A Zillow study finds that tech workers spend less of their income on housing here than in the Bay—or anywhere

Mitchell Haindfield/Flickr

Tech workers have more disposable income in Seattle than other major cities, according to a new report by real estate listing site Zillow and networking site LinkedIn.

The study sought out “sweet spots,” where an ecosystem of tax rates, housing costs, and salaries lead to high disposable incomes, in three different industries: technology finance, and healthcare.

After analyzing rental housing and employment data, they found that tech workers in Seattle can expect to have about $5,500 leftover, or about 54 percent of their income, after paying rent and taxes each month—compared to about $4,000 San Francisco.

The number jumps to nearly $6,000 a month if that tech worker owns their home.

In fact, Seattle had the highest rate of disposable income for tech workers who rent out of all the cities analyzed, followed by Austin and Pittsburgh.
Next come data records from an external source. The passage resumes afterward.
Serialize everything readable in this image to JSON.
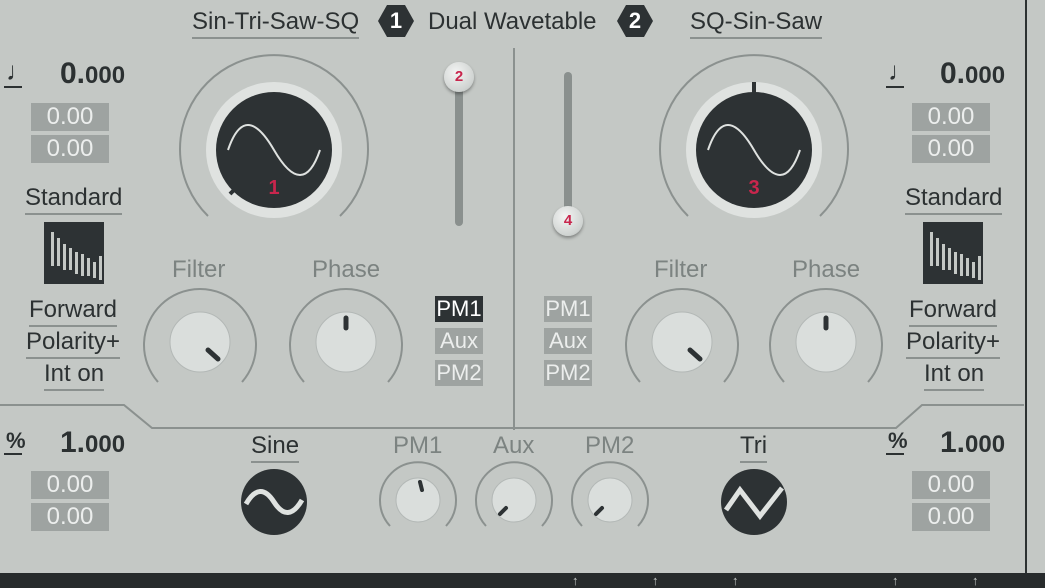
{
  "header": {
    "osc1_wavetable": "Sin-Tri-Saw-SQ",
    "osc1_badge": "1",
    "title": "Dual Wavetable",
    "osc2_badge": "2",
    "osc2_wavetable": "SQ-Sin-Saw"
  },
  "osc1": {
    "note_icon": "note-icon",
    "pitch_int": "0.",
    "pitch_frac": "000",
    "pitch_val1": "0.00",
    "pitch_val2": "0.00",
    "mode": "Standard",
    "direction": "Forward",
    "polarity": "Polarity+",
    "interp": "Int on",
    "main_knob_marker": "1",
    "filter_label": "Filter",
    "phase_label": "Phase",
    "percent_icon": "percent-icon",
    "amount_int": "1.",
    "amount_frac": "000",
    "amount_val1": "0.00",
    "amount_val2": "0.00"
  },
  "osc2": {
    "note_icon": "note-icon",
    "pitch_int": "0.",
    "pitch_frac": "000",
    "pitch_val1": "0.00",
    "pitch_val2": "0.00",
    "mode": "Standard",
    "direction": "Forward",
    "polarity": "Polarity+",
    "interp": "Int on",
    "main_knob_marker": "3",
    "filter_label": "Filter",
    "phase_label": "Phase",
    "percent_icon": "percent-icon",
    "amount_int": "1.",
    "amount_frac": "000",
    "amount_val1": "0.00",
    "amount_val2": "0.00"
  },
  "faders": {
    "fader1_marker": "2",
    "fader2_marker": "4"
  },
  "mod_buttons_left": [
    "PM1",
    "Aux",
    "PM2"
  ],
  "mod_buttons_right": [
    "PM1",
    "Aux",
    "PM2"
  ],
  "bottom": {
    "lfo1_shape": "Sine",
    "lfo2_shape": "Tri",
    "pm1_label": "PM1",
    "aux_label": "Aux",
    "pm2_label": "PM2"
  },
  "colors": {
    "background": "#c4c8c5",
    "dark": "#2d3234",
    "accent": "#c8264d",
    "value_box": "#9ea3a1"
  }
}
San Francisco came in fourth—still high-ranking because of comparably high salaries.

There could be several reasons that the study points to Seattle as having that sweet spot between income, taxes, and housing costs for tech workers.
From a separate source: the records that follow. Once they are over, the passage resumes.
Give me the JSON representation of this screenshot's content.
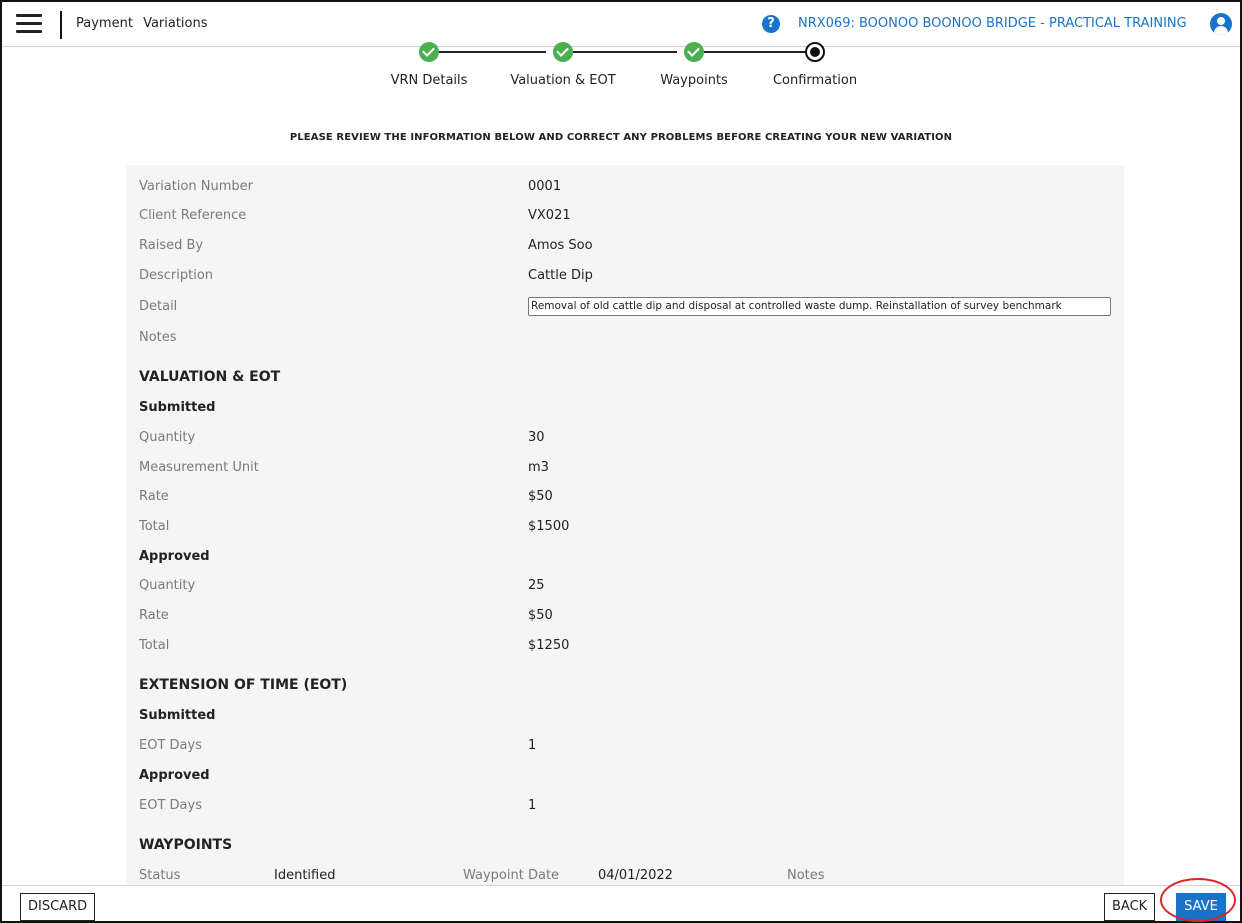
{
  "header": {
    "breadcrumb": [
      "Payment",
      "Variations"
    ],
    "project_title": "NRX069: BOONOO BOONOO BRIDGE - PRACTICAL TRAINING",
    "help_icon": "?"
  },
  "stepper": {
    "steps": [
      {
        "label": "VRN Details",
        "state": "done"
      },
      {
        "label": "Valuation & EOT",
        "state": "done"
      },
      {
        "label": "Waypoints",
        "state": "done"
      },
      {
        "label": "Confirmation",
        "state": "current"
      }
    ]
  },
  "notice": "PLEASE REVIEW THE INFORMATION BELOW AND CORRECT ANY PROBLEMS BEFORE CREATING YOUR NEW VARIATION",
  "details": {
    "variation_number": {
      "label": "Variation Number",
      "value": "0001"
    },
    "client_reference": {
      "label": "Client Reference",
      "value": "VX021"
    },
    "raised_by": {
      "label": "Raised By",
      "value": "Amos Soo"
    },
    "description": {
      "label": "Description",
      "value": "Cattle Dip"
    },
    "detail": {
      "label": "Detail",
      "value": "Removal of old cattle dip and disposal at controlled waste dump. Reinstallation of survey benchmark"
    },
    "notes": {
      "label": "Notes",
      "value": ""
    }
  },
  "valuation": {
    "title": "VALUATION & EOT",
    "submitted": {
      "heading": "Submitted",
      "quantity": {
        "label": "Quantity",
        "value": "30"
      },
      "unit": {
        "label": "Measurement Unit",
        "value": "m3"
      },
      "rate": {
        "label": "Rate",
        "value": "$50"
      },
      "total": {
        "label": "Total",
        "value": "$1500"
      }
    },
    "approved": {
      "heading": "Approved",
      "quantity": {
        "label": "Quantity",
        "value": "25"
      },
      "rate": {
        "label": "Rate",
        "value": "$50"
      },
      "total": {
        "label": "Total",
        "value": "$1250"
      }
    }
  },
  "eot": {
    "title": "EXTENSION OF TIME (EOT)",
    "submitted": {
      "heading": "Submitted",
      "label": "EOT Days",
      "value": "1"
    },
    "approved": {
      "heading": "Approved",
      "label": "EOT Days",
      "value": "1"
    }
  },
  "waypoints": {
    "title": "WAYPOINTS",
    "status_label": "Status",
    "status_value": "Identified",
    "date_label": "Waypoint Date",
    "date_value": "04/01/2022",
    "notes_label": "Notes"
  },
  "footer": {
    "discard": "DISCARD",
    "back": "BACK",
    "save": "SAVE"
  },
  "colors": {
    "accent": "#1a73c9",
    "step_done": "#4caf50",
    "highlight_ring": "#d9262b"
  }
}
Zillow and LinkedIn’s study looked at income tax rates to determine net income, for example, something that Seattle doesn’t have. A recent study found that Seattle actually has one of the highest tax burdens on the poor versus the well-off.

Compared to other cities, Seattle’s tax structure is friendly to middle and high-earners—for example, someone for whom $5,500 is 54 percent of their monthly income.
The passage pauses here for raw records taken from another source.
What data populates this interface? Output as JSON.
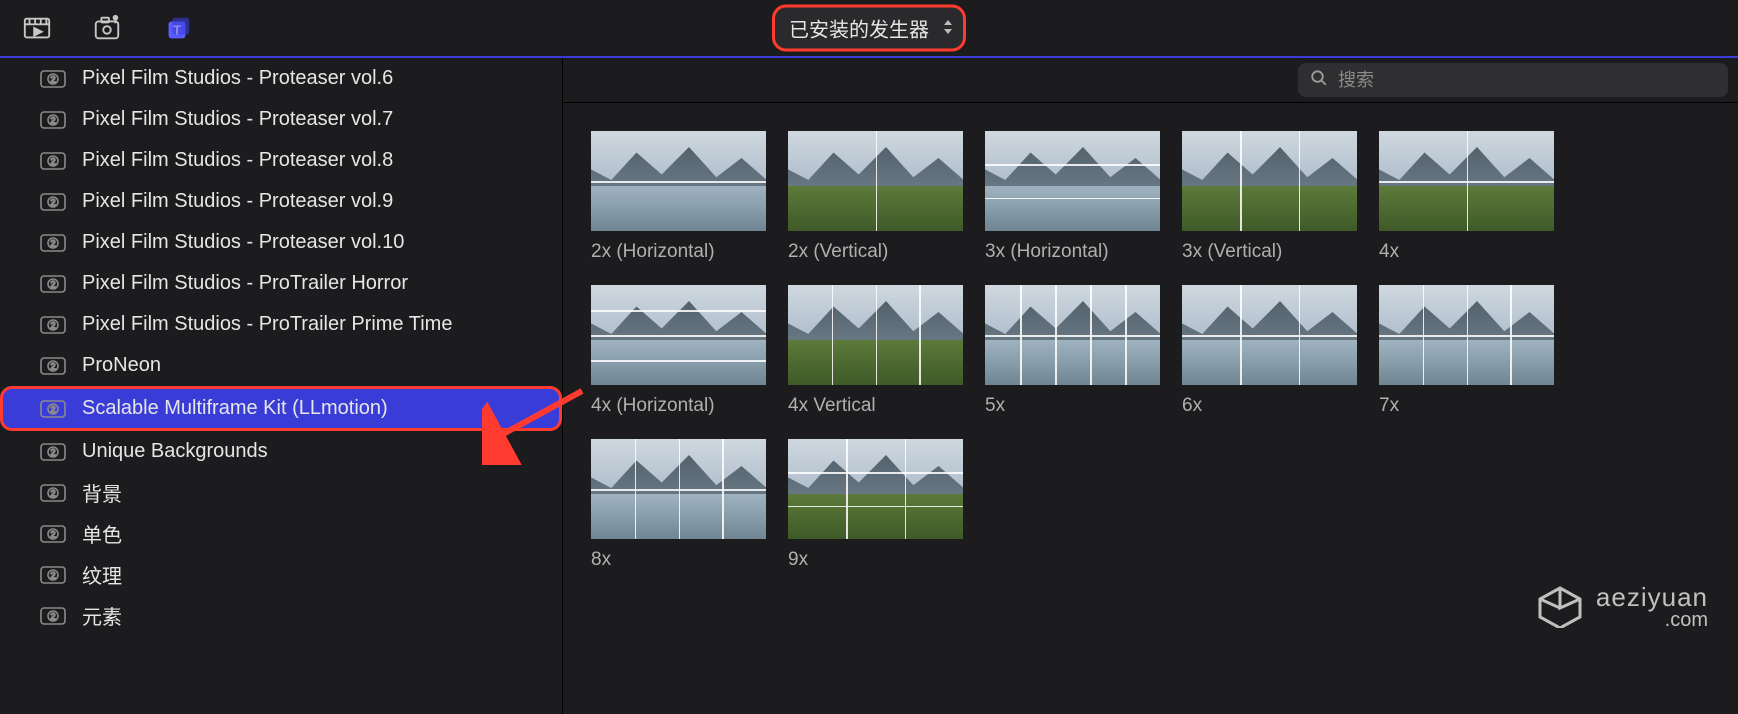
{
  "topbar": {
    "dropdown_label": "已安装的发生器"
  },
  "search": {
    "placeholder": "搜索"
  },
  "sidebar": {
    "items": [
      {
        "label": "Pixel Film Studios - Proteaser vol.6",
        "selected": false
      },
      {
        "label": "Pixel Film Studios - Proteaser vol.7",
        "selected": false
      },
      {
        "label": "Pixel Film Studios - Proteaser vol.8",
        "selected": false
      },
      {
        "label": "Pixel Film Studios - Proteaser vol.9",
        "selected": false
      },
      {
        "label": "Pixel Film Studios - Proteaser vol.10",
        "selected": false
      },
      {
        "label": "Pixel Film Studios - ProTrailer Horror",
        "selected": false
      },
      {
        "label": "Pixel Film Studios - ProTrailer Prime Time",
        "selected": false
      },
      {
        "label": "ProNeon",
        "selected": false
      },
      {
        "label": "Scalable Multiframe Kit (LLmotion)",
        "selected": true
      },
      {
        "label": "Unique Backgrounds",
        "selected": false
      },
      {
        "label": "背景",
        "selected": false
      },
      {
        "label": "单色",
        "selected": false
      },
      {
        "label": "纹理",
        "selected": false
      },
      {
        "label": "元素",
        "selected": false
      }
    ]
  },
  "thumbnails": [
    {
      "label": "2x (Horizontal)",
      "cols": 1,
      "rows": 2,
      "land": "water"
    },
    {
      "label": "2x (Vertical)",
      "cols": 2,
      "rows": 1,
      "land": "grass"
    },
    {
      "label": "3x (Horizontal)",
      "cols": 1,
      "rows": 3,
      "land": "water"
    },
    {
      "label": "3x (Vertical)",
      "cols": 3,
      "rows": 1,
      "land": "grass"
    },
    {
      "label": "4x",
      "cols": 2,
      "rows": 2,
      "land": "grass"
    },
    {
      "label": "4x (Horizontal)",
      "cols": 1,
      "rows": 4,
      "land": "water"
    },
    {
      "label": "4x Vertical",
      "cols": 4,
      "rows": 1,
      "land": "grass"
    },
    {
      "label": "5x",
      "cols": 5,
      "rows": 2,
      "land": "water"
    },
    {
      "label": "6x",
      "cols": 3,
      "rows": 2,
      "land": "water"
    },
    {
      "label": "7x",
      "cols": 4,
      "rows": 2,
      "land": "water"
    },
    {
      "label": "8x",
      "cols": 4,
      "rows": 2,
      "land": "water"
    },
    {
      "label": "9x",
      "cols": 3,
      "rows": 3,
      "land": "grass"
    }
  ],
  "watermark": {
    "line1": "aeziyuan",
    "line2": ".com"
  }
}
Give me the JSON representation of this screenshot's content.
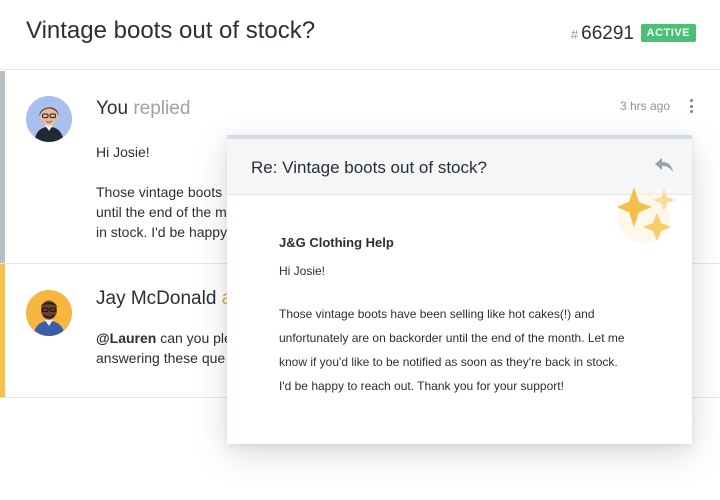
{
  "header": {
    "title": "Vintage boots out of stock?",
    "ticket_hash": "#",
    "ticket_number": "66291",
    "status_badge": "ACTIVE"
  },
  "thread": {
    "messages": [
      {
        "author": "You",
        "action": "replied",
        "time": "3 hrs ago",
        "greeting": "Hi Josie!",
        "lines": [
          "Those vintage boots",
          "until the end of the m",
          "in stock. I'd be happy"
        ]
      },
      {
        "author": "Jay McDonald",
        "action": "a",
        "mention": "@Lauren",
        "lines_after_mention": " can you ple",
        "line2": "answering these que"
      }
    ]
  },
  "email_card": {
    "subject": "Re: Vintage boots out of stock?",
    "brand": "J&G Clothing Help",
    "greeting": "Hi Josie!",
    "lines": [
      "Those vintage boots have been selling like hot cakes(!) and",
      "unfortunately are on backorder until the end of the month. Let me",
      "know if you'd like to be notified as soon as they're back in stock.",
      "I'd be happy to reach out. Thank you for your support!"
    ]
  },
  "icons": {
    "reply": "reply-icon",
    "more": "kebab-menu-icon",
    "sparkles": "sparkles-icon"
  },
  "colors": {
    "status_green": "#4bbf73",
    "bar_grey": "#b6bfc6",
    "bar_yellow": "#f7c046",
    "sparkle": "#f7c046"
  }
}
Despite a relative friendliness to workers in the tech sector, the report notes, both Seattle and San Francisco are subject to rising housing costs on the West Coast, where housing costs often add up to around half the area median income.

This is especially true for industries not in the “sweet spot.” Not everyone’s a tech worker—a frequent point of contention in discussions of Seattle’s rising rent costs. Looking at the whole picture for workers in other industries, Seattle doesn’t look as good.

For finance workers, Seattle ranked seventh in post-housing disposable income—Charlotte, North Carolina topped that list. For healthcare workers, Seattle falls to eighth place.

This is all in stark contrast to a minimum wage earner—even before taxes and rent, a service employee working 40 hours a week for $15 an hour has a gross monthly pay of about $2,600 a month, or less than that typical tech worker’s entire disposable income.